A few weeks before boarding a ship in Argentina to cross the notorious Drake Passage on the way to Antarctica, I asked my doctor for a couple of scopolamine patches in case the going got rough. Scopolamine is the drug of choice for those of us who are prone to seasickness; worn behind the ear, it's more effective than over-the-counter anti-nausea drugs, and once it's on, you pretty much forget about it. The problem is that you pretty much forget about everything else, too. I had no idea. I put on the patch and went about my business. The boat crossed a calm Drake, we made it to the Antarctic Peninsula in record time, and before long I was standing on Penguin Island looking at...penguins. Good thing I was taking notes and taking pictures, because the next day, while I recalled stepping off on to the island, and the multitude of wildlife there, it was a fuzzy memory at best, like a picture that's almost in focus. What I didn't know--what, in fact, pretty much none of the other passengers didn't know--was that scopolamine interferes with memory. This is because it's an anticholinergic agent, and blocks the neurotransmitter acetylcholine. By way of contrast, the Alzheimer's drug Aricept is designed to increase acetylcholine, which is in short supply in Alzheimer's patients. Boosting acetylcholine is thought to boost memory.
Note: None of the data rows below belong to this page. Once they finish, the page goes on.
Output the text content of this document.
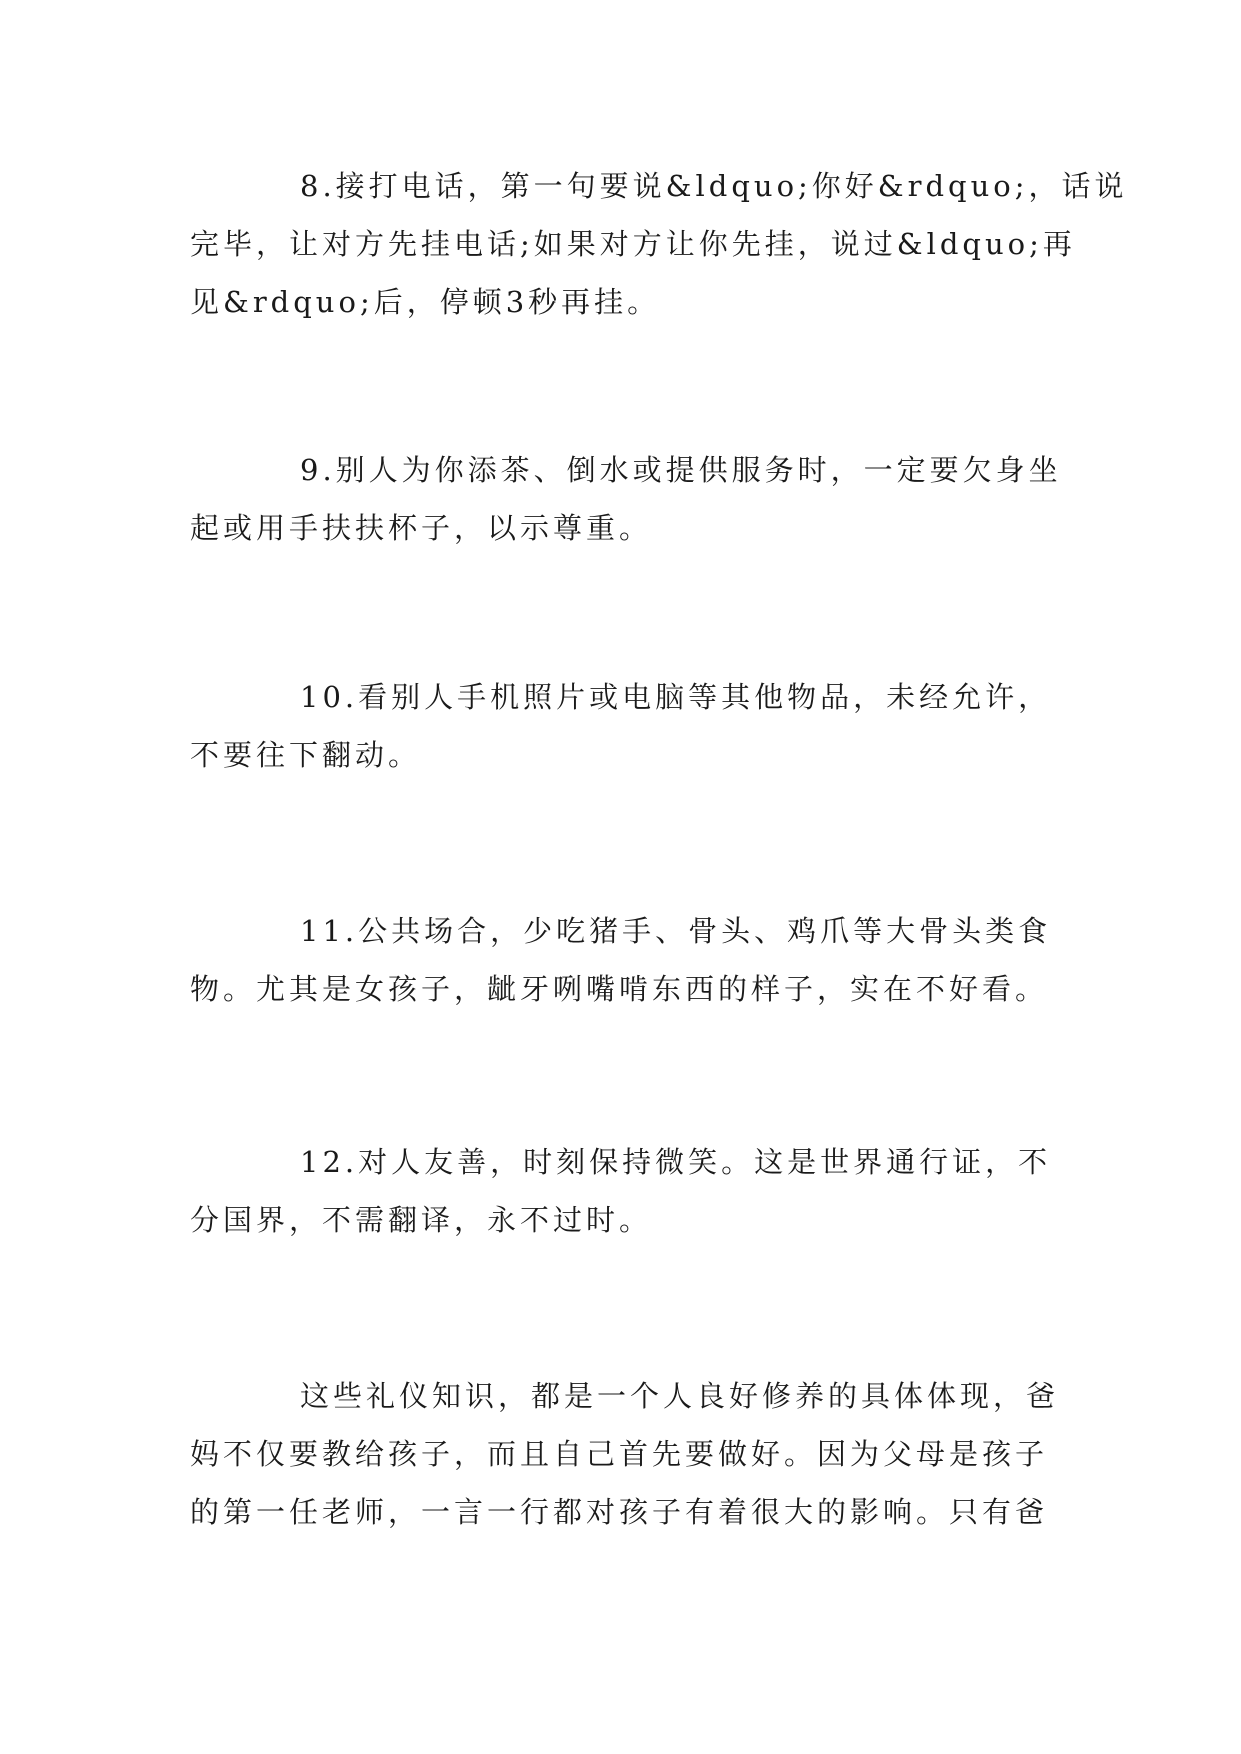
8.接打电话，第一句要说&ldquo;你好&rdquo;，话说
完毕，让对方先挂电话;如果对方让你先挂，说过&ldquo;再
见&rdquo;后，停顿3秒再挂。

9.别人为你添茶、倒水或提供服务时，一定要欠身坐
起或用手扶扶杯子，以示尊重。

10.看别人手机照片或电脑等其他物品，未经允许，
不要往下翻动。

11.公共场合，少吃猪手、骨头、鸡爪等大骨头类食
物。尤其是女孩子，龇牙咧嘴啃东西的样子，实在不好看。

12.对人友善，时刻保持微笑。这是世界通行证，不
分国界，不需翻译，永不过时。

这些礼仪知识，都是一个人良好修养的具体体现，爸
妈不仅要教给孩子，而且自己首先要做好。因为父母是孩子
的第一任老师，一言一行都对孩子有着很大的影响。只有爸
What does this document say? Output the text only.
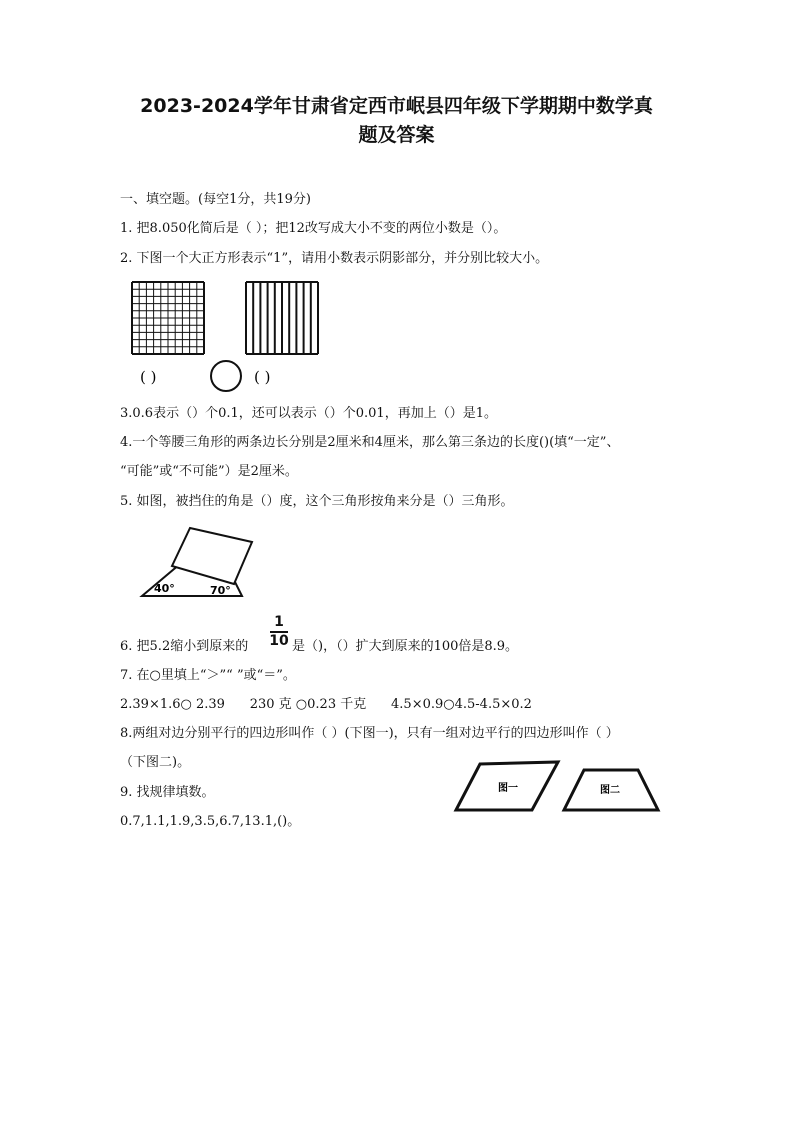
2023-2024学年甘肃省定西市岷县四年级下学期期中数学真
题及答案
一、填空题。(每空1分，共19分)
1. 把8.050化简后是（ ）；把12改写成大小不变的两位小数是（）。
2. 下图一个大正方形表示“1”，请用小数表示阴影部分，并分别比较大小。
( )	( )
3.0.6表示（）个0.1，还可以表示（）个0.01，再加上（）是1。
4.一个等腰三角形的两条边长分别是2厘米和4厘米，那么第三条边的长度()(填“一定”、
“可能”或“不可能”）是2厘米。
5. 如图，被挡住的角是（）度，这个三角形按角来分是（）三角形。
40°	70°
6. 把5.2缩小到原来的
1
10 是（)，（）扩大到原来的100倍是8.9。
7. 在○里填上“＞”“ ”或“＝”。
2.39×1.6○ 2.39      230 克 ○0.23 千克      4.5×0.9○4.5-4.5×0.2
8.两组对边分别平行的四边形叫作（ ）(下图一)，只有一组对边平行的四边形叫作（ ）
（下图二)。
9. 找规律填数。
0.7,1.1,1.9,3.5,6.7,13.1,()。
图一	图二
The patch I wore released scopolamine into my body in a very low, continuous dose. Aside from my fuzzy memory, it was otherwise benign. But scopolamine in higher doses is being used, now, to commit crimes--rape, kidnapping, and robbery most prominently--usually by slipping it into food or drink. When I was in Italy this summer, an elderly man, traveling with his wife, was killed after "waking up," at a train station, finding that he and his wife had been robbed, and falling onto the train tracks into the path of an oncoming train. His wife remembered accepting a cappuccino from a stranger who had befriended them, and that's about all. The police surmised that they had been slipped scopolamine or something like it.

The drug has also been implicated in the large number of cruise ship rapes. Criminals like it precisely because it causes short-term memory loss: victims can't identify them or testify against them. Blocking memory is like wiping away fingerprints. But don't be fooled--it's not that victim has no knowledge of being victimized, it's that the victim has no idea how such a thing could have happened. Scopolamine is also known as "Devil's Breath." That pretty much says it all.